Sur le terrain, cette exigence se traduit concrètement. Une enquête HAS sur la bientraitance en EHPAD montre que en moyenne, 93 % des résidents d’EHPAD sont pesés une fois par mois, et que d’autres pratiques de prévention sont largement répandues : la pesée régulière et le suivi de la courbe de poids sont mis en oeuvre dans 99 % des établissements, et le recueil des goûts alimentaires dans 95 % d’entre eux, selon cette enquête HAS sur la bientraitance en EHPAD. Au-delà de la pesée, les équipes travaillent aussi à prévenir la dénutrition par le plaisir du repas, en adaptant les textures, les goûts et l’ambiance des repas pour donner envie de manger plutôt que d’imposer une contrainte alimentaire.

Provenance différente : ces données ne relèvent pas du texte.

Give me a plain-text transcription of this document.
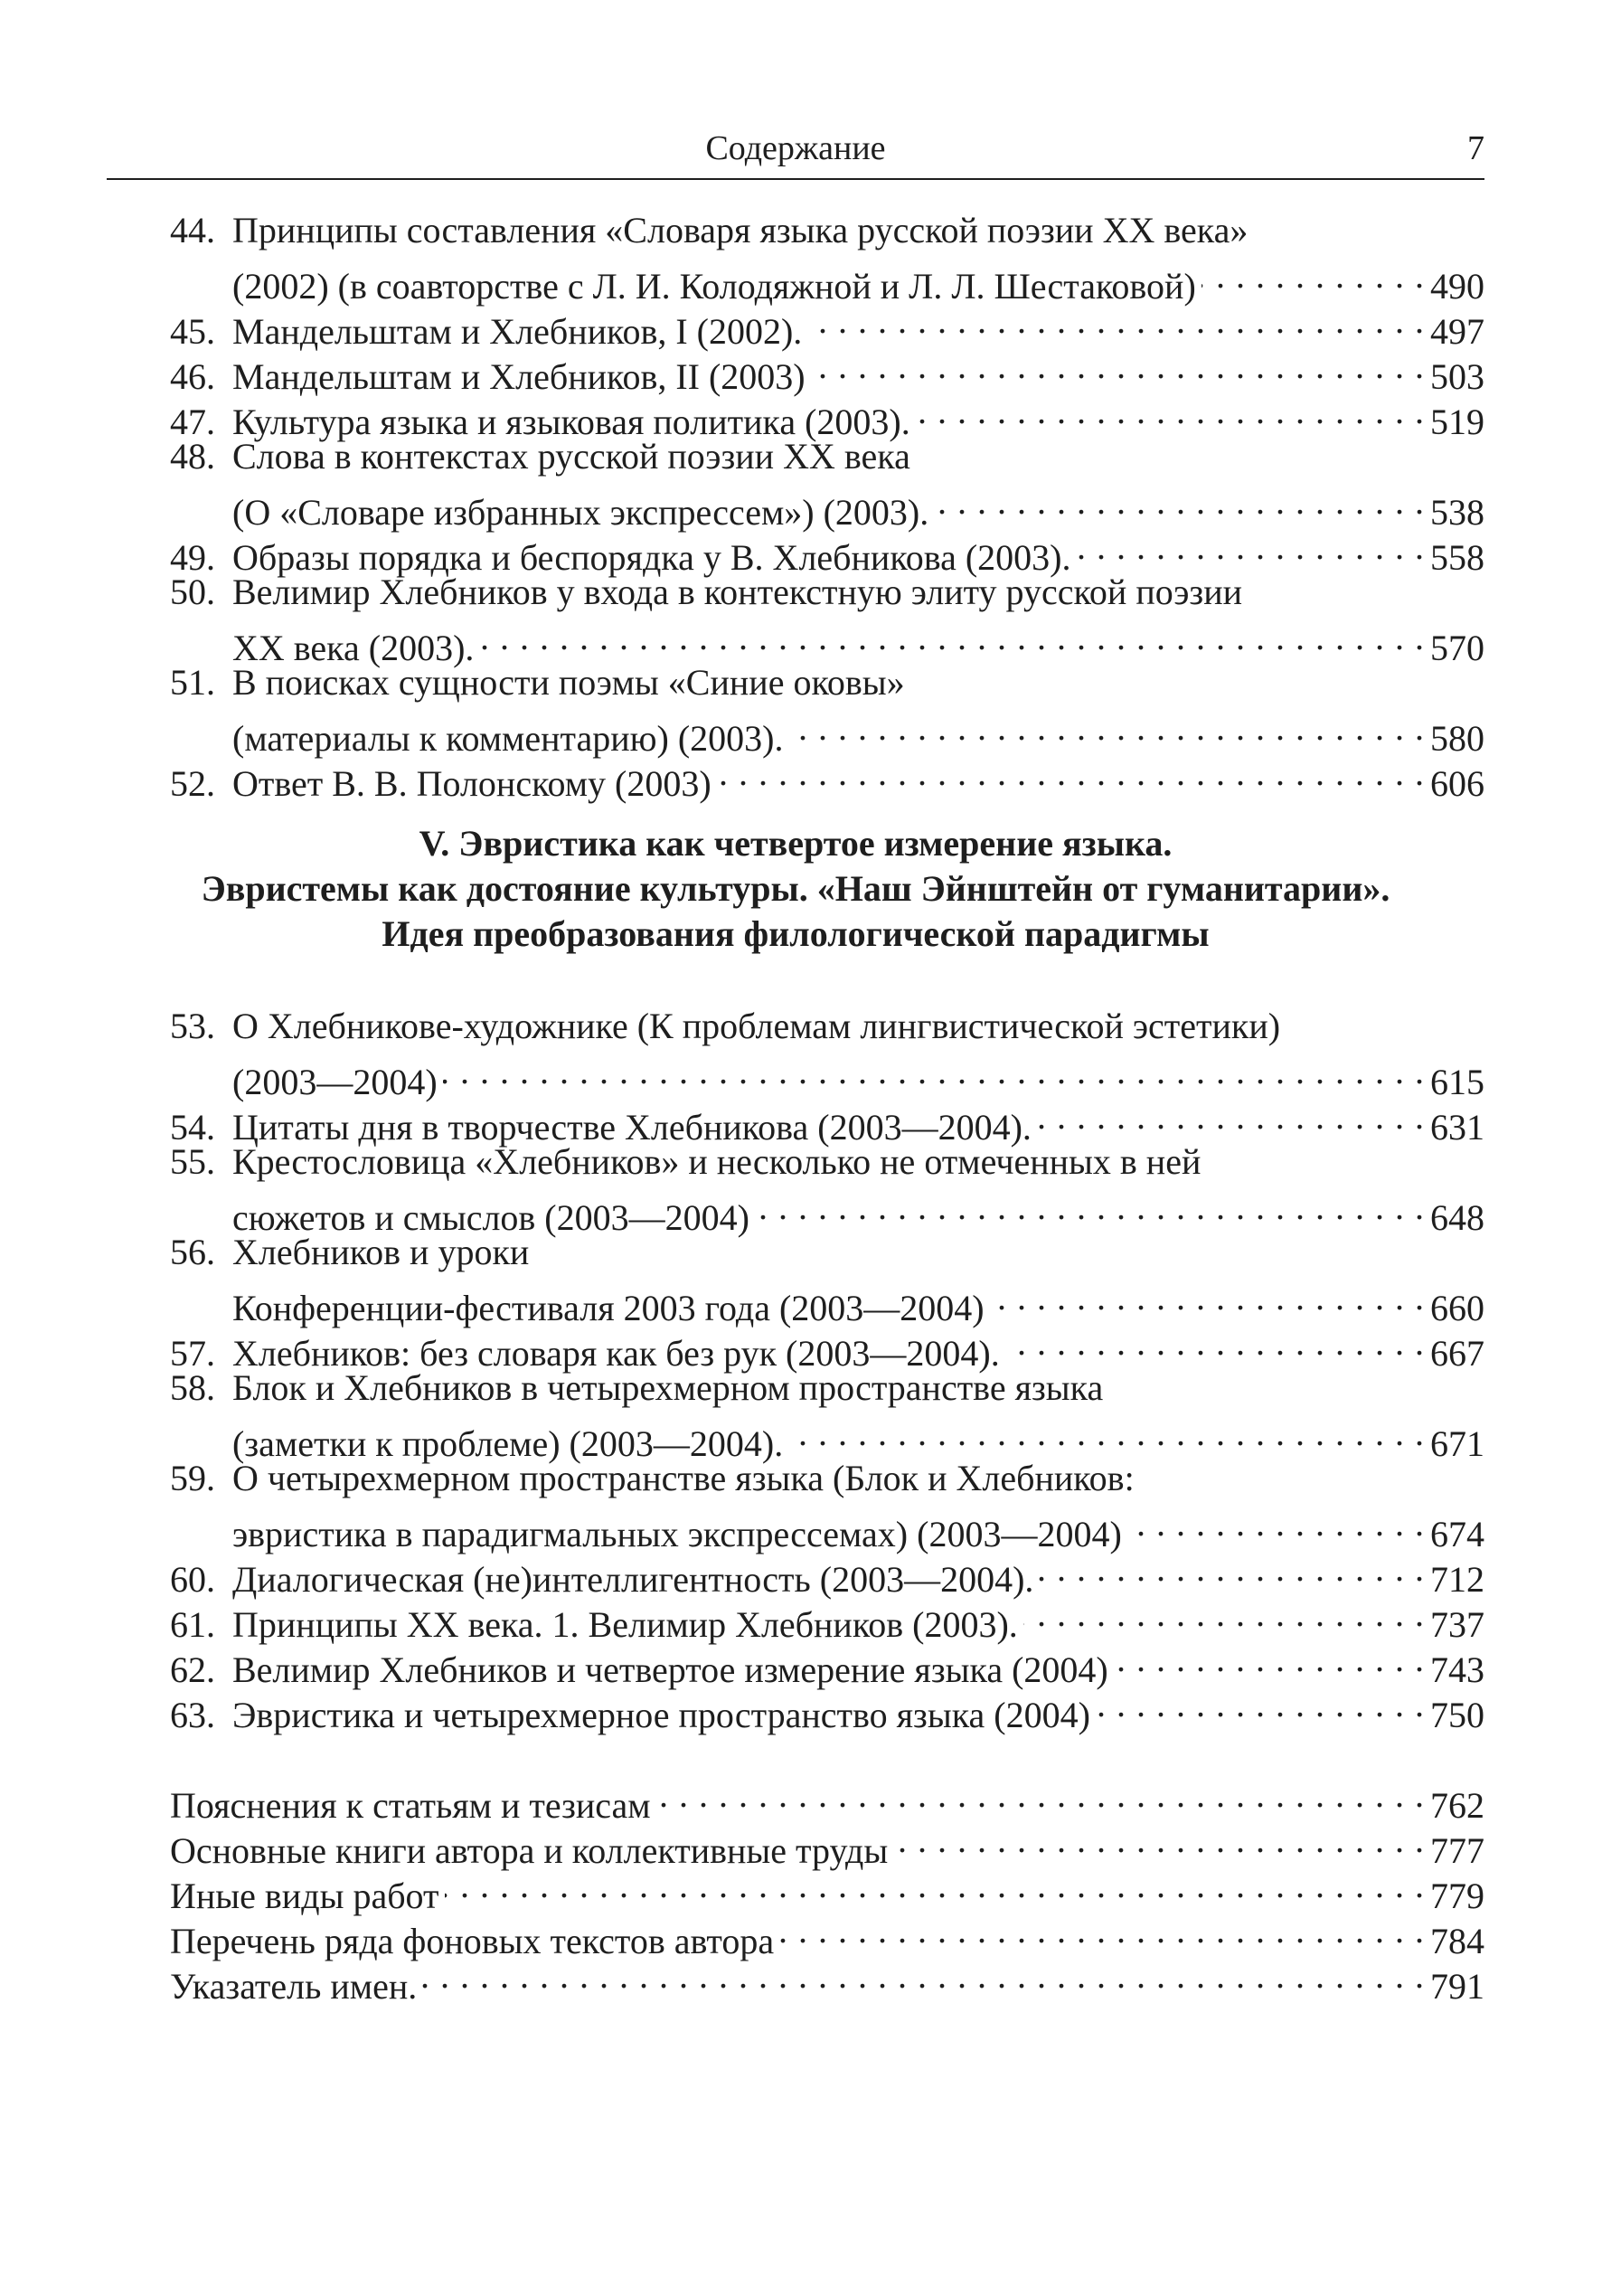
Содержание	7
V. Эвристика как четвертое измерение языка.
Эвристемы как достояние культуры. «Наш Эйнштейн от гуманитарии».
Идея преобразования филологической парадигмы
44. Принципы составления «Словаря языка русской поэзии XX века»
(2002) (в соавторстве с Л. И. Колодяжной и Л. Л. Шестаковой) . . .	490
45. Мандельштам и Хлебников, I (2002). . . .	497
46. Мандельштам и Хлебников, II (2003) . . .	503
47. Культура языка и языковая политика (2003). . . .	519
48. Слова в контекстах русской поэзии XX века
(О «Словаре избранных экспрессем») (2003). . . .	538
49. Образы порядка и беспорядка у В. Хлебникова (2003). . . .	558
50. Велимир Хлебников у входа в контекстную элиту русской поэзии
XX века (2003). . . .	570
51. В поисках сущности поэмы «Синие оковы»
(материалы к комментарию) (2003). . . .	580
52. Ответ В. В. Полонскому (2003) . . .	606
53. О Хлебникове-художнике (К проблемам лингвистической эстетики)
(2003—2004) . . .	615
54. Цитаты дня в творчестве Хлебникова (2003—2004). . . .	631
55. Крестословица «Хлебников» и несколько не отмеченных в ней
сюжетов и смыслов (2003—2004) . . .	648
56. Хлебников и уроки
Конференции-фестиваля 2003 года (2003—2004) . . .	660
57. Хлебников: без словаря как без рук (2003—2004). . . .	667
58. Блок и Хлебников в четырехмерном пространстве языка
(заметки к проблеме) (2003—2004). . . .	671
59. О четырехмерном пространстве языка (Блок и Хлебников:
эвристика в парадигмальных экспрессемах) (2003—2004) . . .	674
60. Диалогическая (не)интеллигентность (2003—2004). . . .	712
61. Принципы XX века. 1. Велимир Хлебников (2003). . . .	737
62. Велимир Хлебников и четвертое измерение языка (2004) . . .	743
63. Эвристика и четырехмерное пространство языка (2004) . . .	750
Пояснения к статьям и тезисам . . .	762
Основные книги автора и коллективные труды . . .	777
Иные виды работ . . .	779
Перечень ряда фоновых текстов автора . . .	784
Указатель имен. . . .	791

Cette organisation n’est pas laissée à la seule bonne volonté des équipes : elle relève d’une exigence de qualité formalisée. Le référentiel qualité des ESSMS impose aux professionnels d’adapter le projet d’accompagnement du résident aux risques de dénutrition, de malnutrition ou de troubles de la déglutition auxquels il est confronté. Autrement dit, lorsqu’une famille signale un signal observé en visite, elle s’inscrit dans un dispositif de vigilance déjà structuré, qu’elle vient utilement renforcer.
Perspectives : une vigilance appelée à se renforcer
La lutte contre la dénutrition des personnes âgées s’inscrit dans une politique de santé publique de longue haleine. La prévention et le traitement de la dénutrition figurent parmi les priorités de santé publique ayant motivé les phases successives du Programme national nutrition santé. La période récente a fixé un cap chiffré : un des objectifs du PNNS 4 (2019-2023) est de réduire de 15 % au moins la dénutrition des personnes de plus de 60 ans, et de 30 % au moins celle des plus de 80 ans, à domicile comme en institution. Cet objectif ambitieux ne pourra être atteint qu’avec la contribution de tous les acteurs autour du résident — professionnels, médecins, mais aussi familles et proches aidants, dont l’oeil attentif lors des visites reste un maillon complémentaire, jamais superflu, du dispositif de repérage.